According to the U.S. National Institute of Mental Health, autism spectrum disorder is "a developmental disorder that affects communication and behavior" and "occurs in all ethnic, racial, and economic groups".
One of the hallmarks is difficulty with social communication and interaction. Another indication is having difficulties with back and forth conversation.
People on the spectrum have have "a lasting intense interest in certain topics, such as numbers, details or facts".
There are high-functioning people on the spectrum, such as author and professor Temple Grandin, whereas others have severe difficulty even speaking let alone functioning in a work environment.
Under Canadian human rights law, grounds for discrimination include "disability" and "genetic characteristics".
According to the NIMH, "research suggests that genes can act together with influences from the environment to affect development in ways that lead to ASD."
Employers and service providers are obliged to adjust rules, policies, and practices to ensure that people with disabilities are accommodated.
This is known as the "duty to accommodate".
"It is also important to consider that there is a reasonable limit to how far your employer or service provider has to go to accommodate your needs," the Canadian Human Rights Commission states on its website. "Sometimes accommodation is not possible because it would cost too much, or create health or safety risks. This is known as undue hardship."
In 2009, the Autism Society of Canada proposed a Canadian Charter of Rights for Persons with Autism.
And in 2014, CBC News carried a report about people on the high-functioning end of the spectrum who've experienced difficulties in the federal workplace.
An expert on the subject, Suzanne Ford was quoted as saying that these high-functioning federal employees and contractors couldn't read social cues and didn't recognize when people were angry at them.
At the time, Ford said that one in 68 people are on the spectrum.
There are 338 members of Parliament and 105 senators. The odds suggest at least one of them will be somewhere on the spectrum if Ford's number is correct.
Jagmeet Singh is seen as champion of human rights
Keep in mind that Jagmeet Singh won the leadership of the NDP because of his outspoken advocacy for human rights.
He galvanized support from younger party members, including many people of colour, with his opposition to racial profiling and other forms of discrimination.
On the Canadian left, human rights are often thought of in the context of discrimination against people on the basis of race, national or ethnic origin, sexual orientation, and gender identity and expression.
Tall, healthy, able-bodied, well-educated white males with high-paying jobs like Weir are not normally seen as victims of prejudice.
But discrimination can also occur against people on the basis of a disability or their genetic characteristics.
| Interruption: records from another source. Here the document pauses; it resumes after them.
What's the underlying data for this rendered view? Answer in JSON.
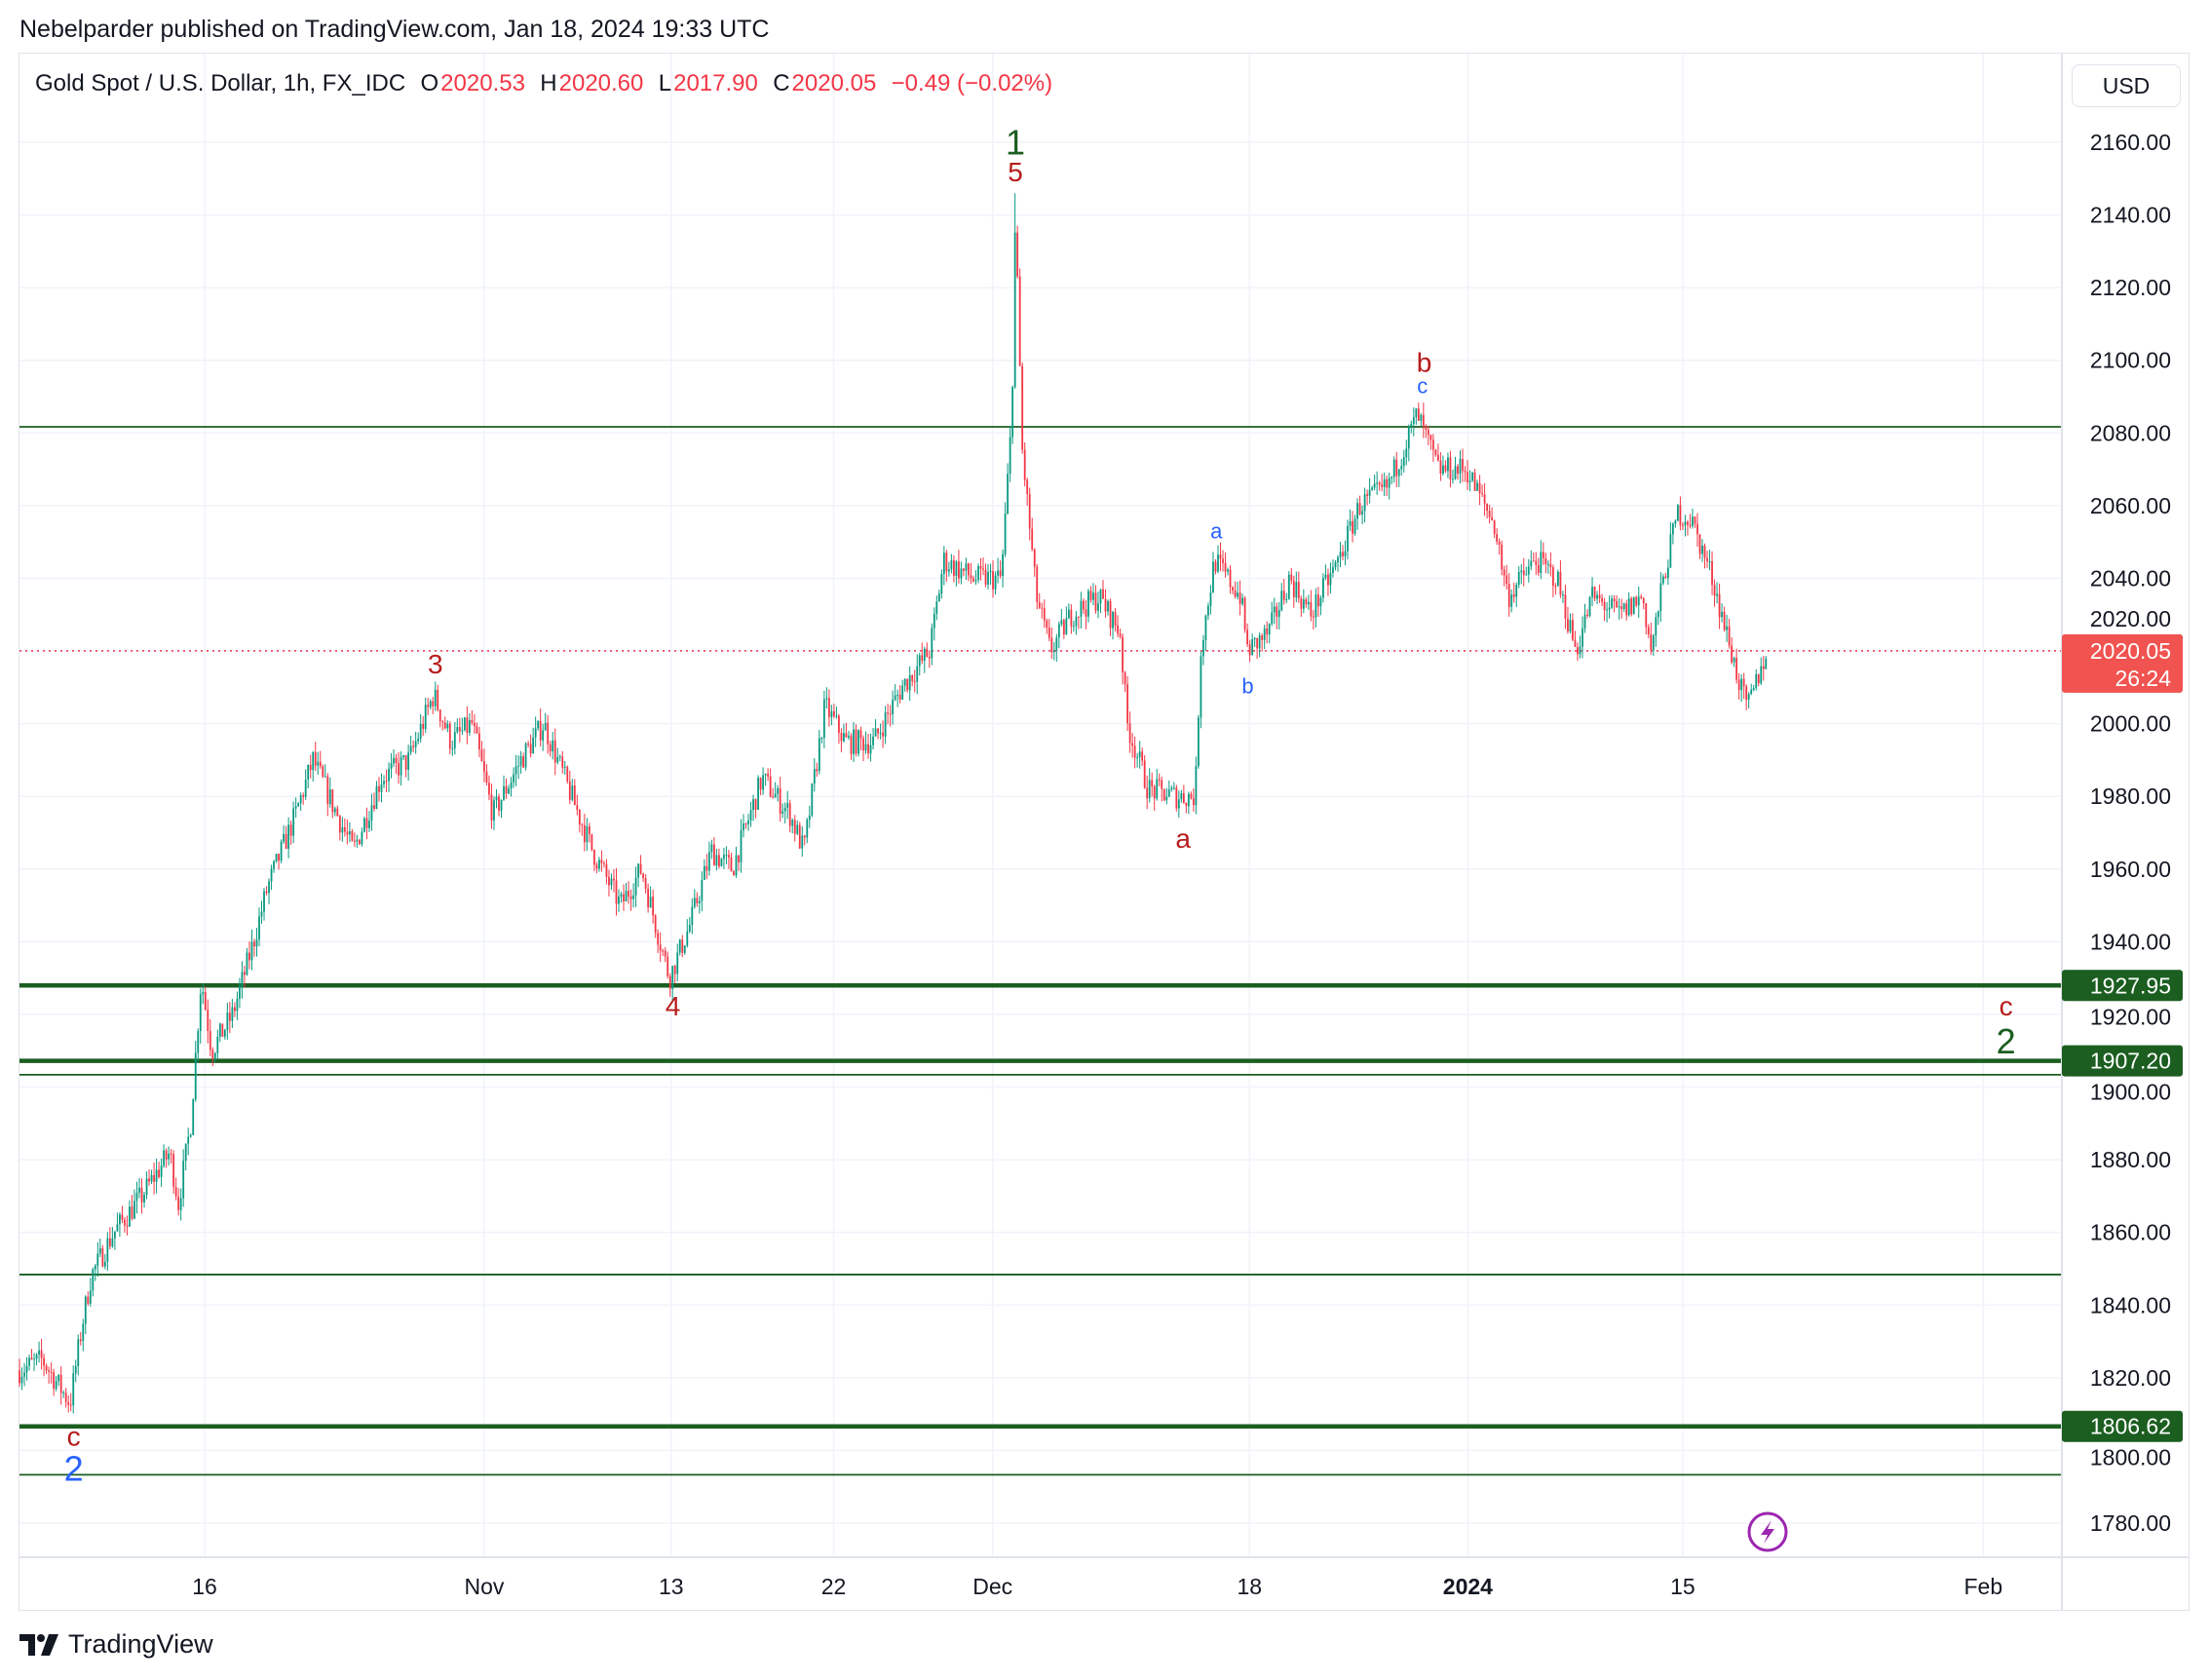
{
  "publisher_line": "Nebelparder published on TradingView.com, Jan 18, 2024 19:33 UTC",
  "legend": {
    "symbol": "Gold Spot / U.S. Dollar, 1h, FX_IDC",
    "o_label": "O",
    "o_value": "2020.53",
    "h_label": "H",
    "h_value": "2020.60",
    "l_label": "L",
    "l_value": "2017.90",
    "c_label": "C",
    "c_value": "2020.05",
    "change": "−0.49 (−0.02%)"
  },
  "currency_button": "USD",
  "footer_logo": "TradingView",
  "colors": {
    "up": "#089981",
    "down": "#f23645",
    "level": "#1b5e20",
    "last": "#f23645",
    "wave_red": "#b71c1c",
    "wave_blue": "#2962ff",
    "wave_green": "#1b5e20",
    "alert": "#9c27b0"
  },
  "chart_data": {
    "type": "candlestick",
    "title": "Gold Spot / U.S. Dollar, 1h, FX_IDC",
    "x_unit": "trading-days offset from Oct 16, 2023 (approx.)",
    "xlim": [
      -10.6,
      106.3
    ],
    "ylim": [
      1765,
      2180
    ],
    "grid": true,
    "y_ticks": [
      "2160.00",
      "2140.00",
      "2120.00",
      "2100.00",
      "2080.00",
      "2060.00",
      "2040.00",
      "2020.00",
      "2000.00",
      "1980.00",
      "1960.00",
      "1940.00",
      "1920.00",
      "1900.00",
      "1880.00",
      "1860.00",
      "1840.00",
      "1820.00",
      "1800.00",
      "1780.00"
    ],
    "x_ticks": [
      {
        "label": "16",
        "x": 0
      },
      {
        "label": "Nov",
        "x": 16
      },
      {
        "label": "13",
        "x": 26.7
      },
      {
        "label": "22",
        "x": 36
      },
      {
        "label": "Dec",
        "x": 45.1
      },
      {
        "label": "18",
        "x": 59.8
      },
      {
        "label": "2024",
        "x": 72.3,
        "bold": true
      },
      {
        "label": "15",
        "x": 84.6
      },
      {
        "label": "Feb",
        "x": 101.8
      }
    ],
    "price_path": [
      [
        -10.6,
        1822
      ],
      [
        -9.3,
        1825
      ],
      [
        -7.7,
        1813
      ],
      [
        -7.0,
        1835
      ],
      [
        -6.5,
        1848
      ],
      [
        -5.2,
        1860
      ],
      [
        -3.6,
        1870
      ],
      [
        -2.0,
        1882
      ],
      [
        -1.5,
        1868
      ],
      [
        -0.8,
        1890
      ],
      [
        -0.2,
        1930
      ],
      [
        0.4,
        1910
      ],
      [
        1.6,
        1920
      ],
      [
        2.8,
        1940
      ],
      [
        3.6,
        1955
      ],
      [
        5.2,
        1975
      ],
      [
        6.2,
        1990
      ],
      [
        7.3,
        1978
      ],
      [
        8.5,
        1965
      ],
      [
        10.1,
        1985
      ],
      [
        11.7,
        1990
      ],
      [
        13.1,
        2008
      ],
      [
        14.1,
        1995
      ],
      [
        15.3,
        2000
      ],
      [
        16.5,
        1975
      ],
      [
        18.1,
        1990
      ],
      [
        19.4,
        2000
      ],
      [
        20.6,
        1985
      ],
      [
        22.2,
        1965
      ],
      [
        23.8,
        1950
      ],
      [
        25.0,
        1960
      ],
      [
        26.6,
        1930
      ],
      [
        27.8,
        1945
      ],
      [
        29.0,
        1965
      ],
      [
        30.2,
        1960
      ],
      [
        31.9,
        1985
      ],
      [
        33.5,
        1975
      ],
      [
        34.3,
        1965
      ],
      [
        35.5,
        2005
      ],
      [
        36.7,
        1995
      ],
      [
        38.3,
        1995
      ],
      [
        39.9,
        2010
      ],
      [
        41.5,
        2020
      ],
      [
        42.3,
        2045
      ],
      [
        44.0,
        2040
      ],
      [
        45.6,
        2040
      ],
      [
        46.2,
        2085
      ],
      [
        46.4,
        2140
      ],
      [
        46.8,
        2075
      ],
      [
        47.6,
        2035
      ],
      [
        48.4,
        2020
      ],
      [
        49.6,
        2030
      ],
      [
        51.2,
        2035
      ],
      [
        52.4,
        2025
      ],
      [
        52.8,
        2000
      ],
      [
        54.0,
        1982
      ],
      [
        55.6,
        1980
      ],
      [
        56.7,
        1980
      ],
      [
        57.0,
        2020
      ],
      [
        57.8,
        2045
      ],
      [
        59.3,
        2035
      ],
      [
        59.7,
        2020
      ],
      [
        60.9,
        2025
      ],
      [
        62.1,
        2040
      ],
      [
        63.3,
        2030
      ],
      [
        64.9,
        2045
      ],
      [
        66.1,
        2060
      ],
      [
        67.7,
        2065
      ],
      [
        69.4,
        2085
      ],
      [
        70.6,
        2070
      ],
      [
        72.2,
        2070
      ],
      [
        73.8,
        2055
      ],
      [
        74.6,
        2035
      ],
      [
        76.2,
        2045
      ],
      [
        77.4,
        2040
      ],
      [
        78.5,
        2020
      ],
      [
        79.4,
        2035
      ],
      [
        81.0,
        2030
      ],
      [
        82.3,
        2035
      ],
      [
        82.8,
        2020
      ],
      [
        83.5,
        2040
      ],
      [
        84.3,
        2058
      ],
      [
        85.1,
        2056
      ],
      [
        86.3,
        2040
      ],
      [
        87.1,
        2025
      ],
      [
        87.9,
        2010
      ],
      [
        88.3,
        2004
      ],
      [
        89.4,
        2020.05
      ]
    ],
    "horizontal_levels": [
      {
        "price": 2081.7,
        "style": "thin"
      },
      {
        "price": 1927.95,
        "style": "thick",
        "label": "1927.95"
      },
      {
        "price": 1907.2,
        "style": "thick",
        "label": "1907.20"
      },
      {
        "price": 1903.4,
        "style": "thin"
      },
      {
        "price": 1848.4,
        "style": "thin"
      },
      {
        "price": 1806.62,
        "style": "thick",
        "label": "1806.62"
      },
      {
        "price": 1793.3,
        "style": "thin"
      }
    ],
    "last_price": {
      "value": "2020.05",
      "countdown": "26:24",
      "price": 2020.05
    },
    "wave_labels": [
      {
        "text": "1",
        "x": 46.4,
        "price": 2160,
        "color": "green",
        "big": true
      },
      {
        "text": "5",
        "x": 46.4,
        "price": 2152,
        "color": "red"
      },
      {
        "text": "3",
        "x": 13.2,
        "price": 2016.5,
        "color": "red"
      },
      {
        "text": "4",
        "x": 26.8,
        "price": 1922.4,
        "color": "red"
      },
      {
        "text": "c",
        "x": -7.5,
        "price": 1804,
        "color": "red"
      },
      {
        "text": "2",
        "x": -7.5,
        "price": 1795,
        "color": "blue",
        "big": true
      },
      {
        "text": "a",
        "x": 56.0,
        "price": 1968.5,
        "color": "red"
      },
      {
        "text": "a",
        "x": 57.9,
        "price": 2053,
        "color": "blue",
        "small": true
      },
      {
        "text": "b",
        "x": 59.7,
        "price": 2010.4,
        "color": "blue",
        "small": true
      },
      {
        "text": "b",
        "x": 69.8,
        "price": 2099.5,
        "color": "red"
      },
      {
        "text": "c",
        "x": 69.7,
        "price": 2093.3,
        "color": "blue",
        "small": true
      },
      {
        "text": "c",
        "x": 103.1,
        "price": 1922.4,
        "color": "red"
      },
      {
        "text": "2",
        "x": 103.1,
        "price": 1912.7,
        "color": "green",
        "big": true
      }
    ]
  }
}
It can take place when an employer fails to meet his or her legal obligation to accommodate someone on these grounds.
Section 9 of the Canadian Human Rights Act states that it is "a discriminatory practice for an employee organization on a prohibited ground of discrimination...to expel or suspend a member of the organization". (Italics added.)
If Weir ever chooses to make this case before the Canadian Human Rights Tribunal—that he was discriminated against on the basis of genetic characteristics and that the NDP caucus is an employee organization—it would be a very public test of Singh's claim of being a champion of human rights.
A hearing focusing on this might also provide more transparency for Canadians who have not been given access to the NDP caucus investigator's report. Some of them remain befuddled by a finding of sexual harassment against Weir for what's being construed by his defenders on social media as awkward social behaviour.